Tuesday, January 2, 2007

The Inheritance of Loss, by Kiran Desai

Quiet, beautiful, but hardly the type of book to make a lasting impression on me. This, I've found, has been the problem with many Booker Prize winners--they're either so pretentious as to be confusing and unpleasant ("The Famished Road" springs to mind here) or they're so artsy as to just fade into the background of elegant, almost soporific prose. This one made for a good two hours of entertainment on a Delhi-Bangkok plane ride, but now, only a few days later, I have a hard time recalling the names of the main characters or why I was supposed to care about them. It fits into much of fiction for me that way--I enjoy them while I'm reading them, but months later, when asked if I recommend it, all I can remember is, oh yes, that one was good.
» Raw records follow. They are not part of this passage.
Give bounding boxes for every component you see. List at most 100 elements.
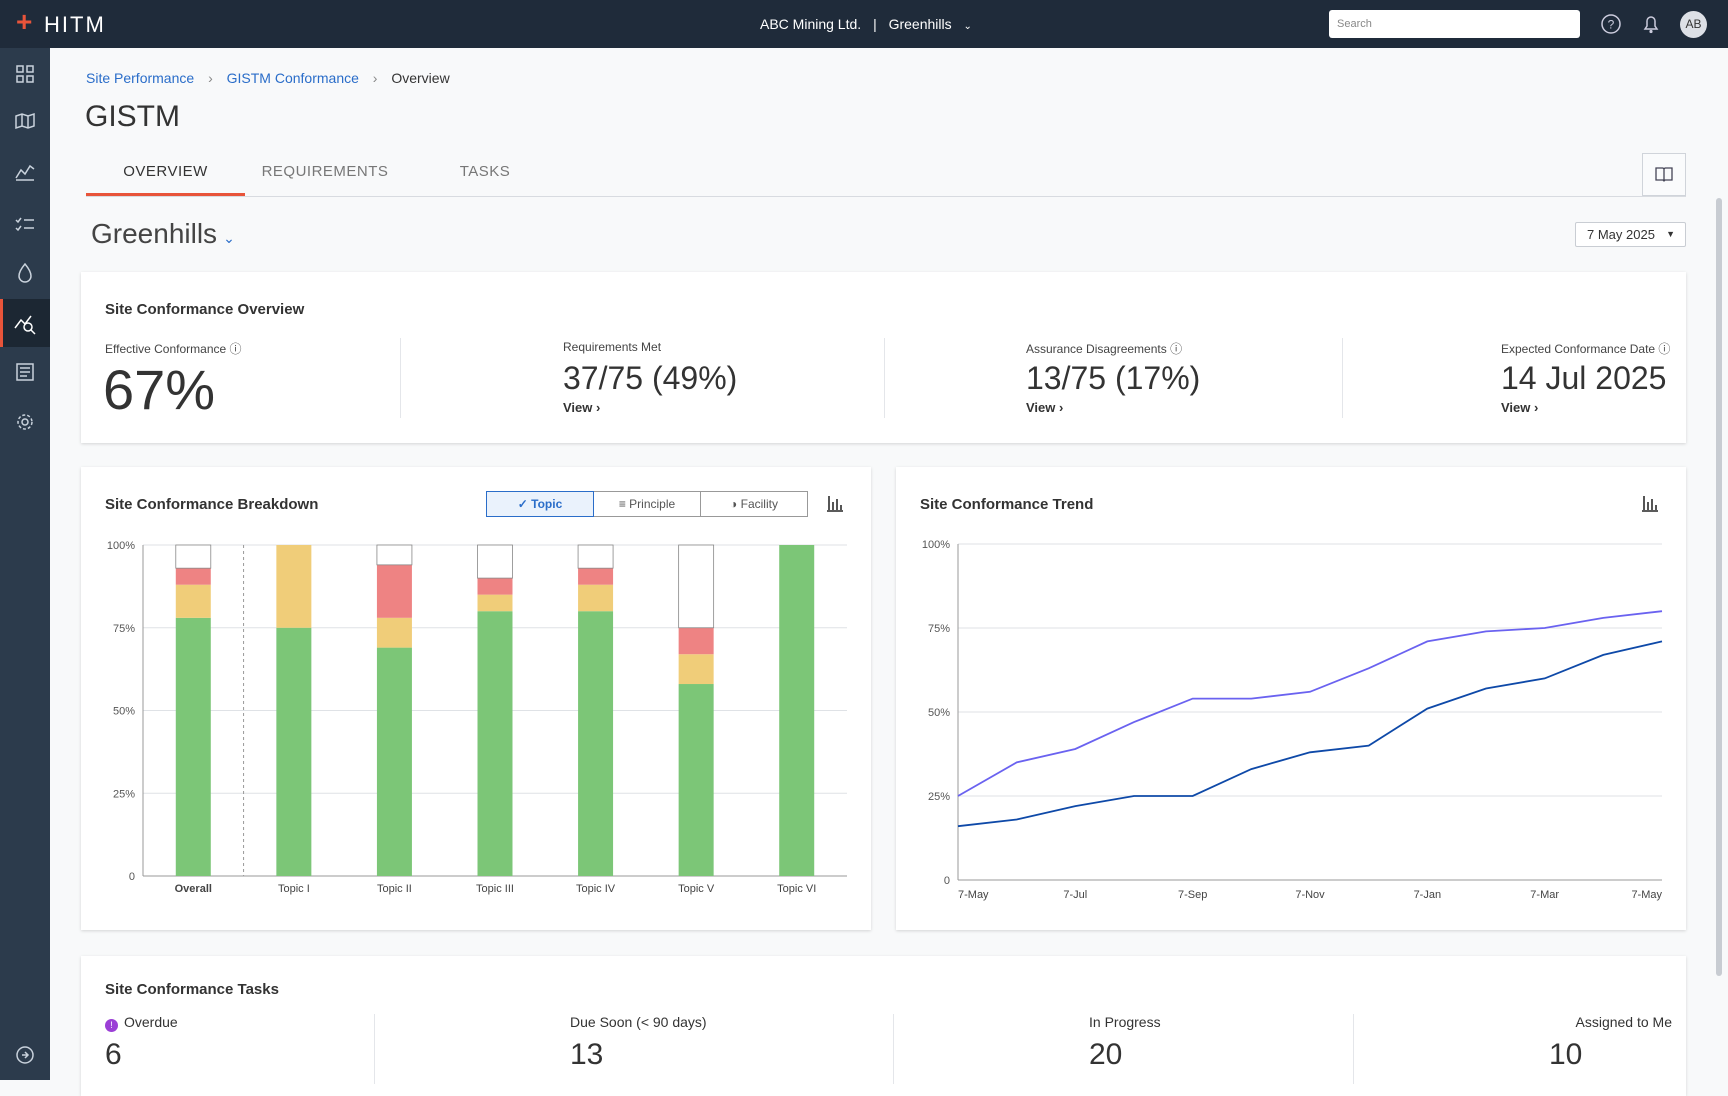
nav-performance[interactable]: [14, 315, 36, 335]
divider: [1353, 1014, 1354, 1084]
divider: [374, 1014, 375, 1084]
trend-chart: Site Conformance Trend 0 25% 50% 75% 100% 7-Ma…: [920, 496, 1663, 901]
nav-trend[interactable]: [15, 164, 35, 181]
link-text: View: [1026, 400, 1056, 415]
metric-value: 67%: [103, 358, 216, 421]
tab[interactable]: REQUIREMENTS: [261, 163, 389, 180]
bell-icon[interactable]: [1640, 13, 1662, 35]
page-title: GISTM: [85, 100, 180, 133]
toggle-label: Principle: [629, 497, 676, 511]
bar-segment: [175, 568, 211, 585]
overview-card: Site Conformance Overview Effective Conf…: [81, 272, 1686, 443]
divider: [1342, 338, 1343, 418]
tab-rule: [86, 196, 1686, 197]
x-tick-label: Topic V: [678, 883, 715, 895]
chevron: ⌄: [963, 21, 972, 32]
site: Greenhills: [888, 16, 952, 32]
nav-expand[interactable]: [16, 1046, 34, 1064]
nav-dashboard[interactable]: [16, 65, 34, 83]
task-label-text: Overdue: [124, 1014, 178, 1030]
top-bar: + HITM ABC Mining Ltd. | Greenhills ⌄ Se…: [0, 0, 1728, 48]
chart-icon[interactable]: [1639, 492, 1661, 514]
metric-label: Effective Conformance ⓘ: [105, 342, 242, 356]
bar-segment: [477, 544, 513, 579]
x-tick-label: Topic I: [278, 883, 310, 895]
x-tick-label: Topic II: [377, 883, 412, 895]
y-tick-label: 100%: [922, 539, 950, 551]
x-tick-label: 7-Jan: [1414, 889, 1442, 901]
chart-title: Site Conformance Breakdown: [105, 496, 318, 513]
toggle[interactable]: ◑ Facility: [700, 491, 808, 517]
site-selector[interactable]: Greenhills ⌄: [91, 218, 235, 250]
scrollbar[interactable]: [1716, 198, 1722, 976]
toggle-active[interactable]: ✓ Topic: [486, 491, 594, 517]
chevron: ⌄: [223, 230, 235, 246]
line-series: [957, 610, 1663, 797]
metric-link[interactable]: View ›: [1501, 400, 1539, 415]
nav-map[interactable]: [15, 112, 35, 130]
divider: [884, 338, 885, 418]
breakdown-card: Site Conformance Breakdown 0 25% 50% 75% 100%…: [81, 467, 871, 930]
breakdown-chart: Site Conformance Breakdown 0 25% 50% 75% 100%…: [105, 496, 847, 895]
breadcrumb: Site Performance › GISTM Conformance › O…: [86, 70, 450, 86]
tab-active[interactable]: OVERVIEW: [123, 163, 208, 180]
divider: [400, 338, 401, 418]
link-text: View: [1501, 400, 1531, 415]
tab[interactable]: TASKS: [459, 163, 511, 180]
bar-segment: [578, 611, 614, 876]
task-value[interactable]: 20: [1089, 1038, 1123, 1071]
trend-card: Site Conformance Trend 0 25% 50% 75% 100% 7-Ma…: [896, 467, 1686, 930]
metric-value: 13/75 (17%): [1026, 360, 1201, 396]
nav-water[interactable]: [18, 262, 32, 283]
tab-underline: [86, 193, 245, 196]
bar-segment: [376, 544, 413, 566]
metric-value: 14 Jul 2025: [1501, 360, 1667, 396]
nav-settings[interactable]: [17, 414, 33, 430]
card-title: Site Conformance Overview: [105, 301, 305, 318]
bar-segment: [276, 545, 312, 628]
bar-segment: [175, 584, 211, 618]
logo-mark: +: [16, 6, 33, 37]
divider: [893, 1014, 894, 1084]
x-tick-label: Topic IV: [576, 883, 616, 895]
bar-segment: [477, 611, 513, 876]
task-value[interactable]: 10: [1549, 1038, 1583, 1071]
bar-segment: [175, 544, 212, 569]
bar-segment: [477, 594, 513, 612]
book-icon: [1655, 167, 1673, 182]
bar-segment: [578, 584, 614, 612]
y-tick-label: 25%: [928, 791, 950, 803]
search-box[interactable]: Search: [1329, 10, 1580, 38]
breadcrumb-link[interactable]: Site Performance: [86, 70, 195, 86]
caret: ▼: [1666, 229, 1675, 239]
metric-label-text: Effective Conformance: [105, 342, 227, 356]
toggle[interactable]: ≡ Principle: [593, 491, 701, 517]
task-label: Assigned to Me: [1575, 1014, 1673, 1030]
y-tick-label: 50%: [113, 706, 135, 718]
brand[interactable]: HITM: [44, 12, 106, 37]
org-switcher[interactable]: ABC Mining Ltd. | Greenhills ⌄: [760, 16, 972, 32]
x-tick-label: 7-Mar: [1530, 889, 1559, 901]
breadcrumb-link[interactable]: GISTM Conformance: [226, 70, 359, 86]
svg-text:?: ?: [1608, 18, 1615, 32]
help-icon[interactable]: ?: [1600, 13, 1622, 35]
task-value[interactable]: 6: [105, 1038, 122, 1071]
task-value[interactable]: 13: [570, 1038, 604, 1071]
date-selector[interactable]: 7 May 2025 ▼: [1575, 222, 1686, 247]
task-label: ! Overdue: [105, 1014, 178, 1032]
chart-icon[interactable]: [824, 492, 846, 514]
bar-segment: [678, 654, 714, 685]
x-tick-label: 7-Jul: [1063, 889, 1087, 901]
avatar[interactable]: AB: [1680, 11, 1707, 38]
search-placeholder: Search: [1337, 18, 1372, 30]
guide-button[interactable]: [1642, 153, 1686, 196]
task-label: In Progress: [1089, 1014, 1161, 1030]
y-tick-label: 75%: [113, 623, 135, 635]
bar-segment: [276, 627, 312, 876]
toggle-group: ✓ Topic ≡ Principle ◑ Facility: [486, 491, 810, 517]
metric-link[interactable]: View ›: [563, 400, 601, 415]
nav-reports[interactable]: [16, 363, 34, 381]
x-tick-label: Overall: [175, 883, 212, 895]
nav-tasks[interactable]: [15, 217, 34, 232]
metric-link[interactable]: View ›: [1026, 400, 1064, 415]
Sure, go ahead and read it.

What I really wonder, though, is why choose this one for the Booker Prize? Were there no more energetic books this year? Or was the tripartite America-England-India story line just too good to resist, politically? I suspect the latter, unfortunately. In the end, the America parts were my favorite, and I would have enjoyed more focus on the poor immigrant, finding America far from being the land of opportunity he expected. In any case, the split of the story lines, instead of introducing us to a number of sympathetic characters, only ended up splitting my affection for them--as if I only have so much tenderness I can give to fictional people, and by positing six or seven main characters, Desai reduced the portion given to each of them. What a pity.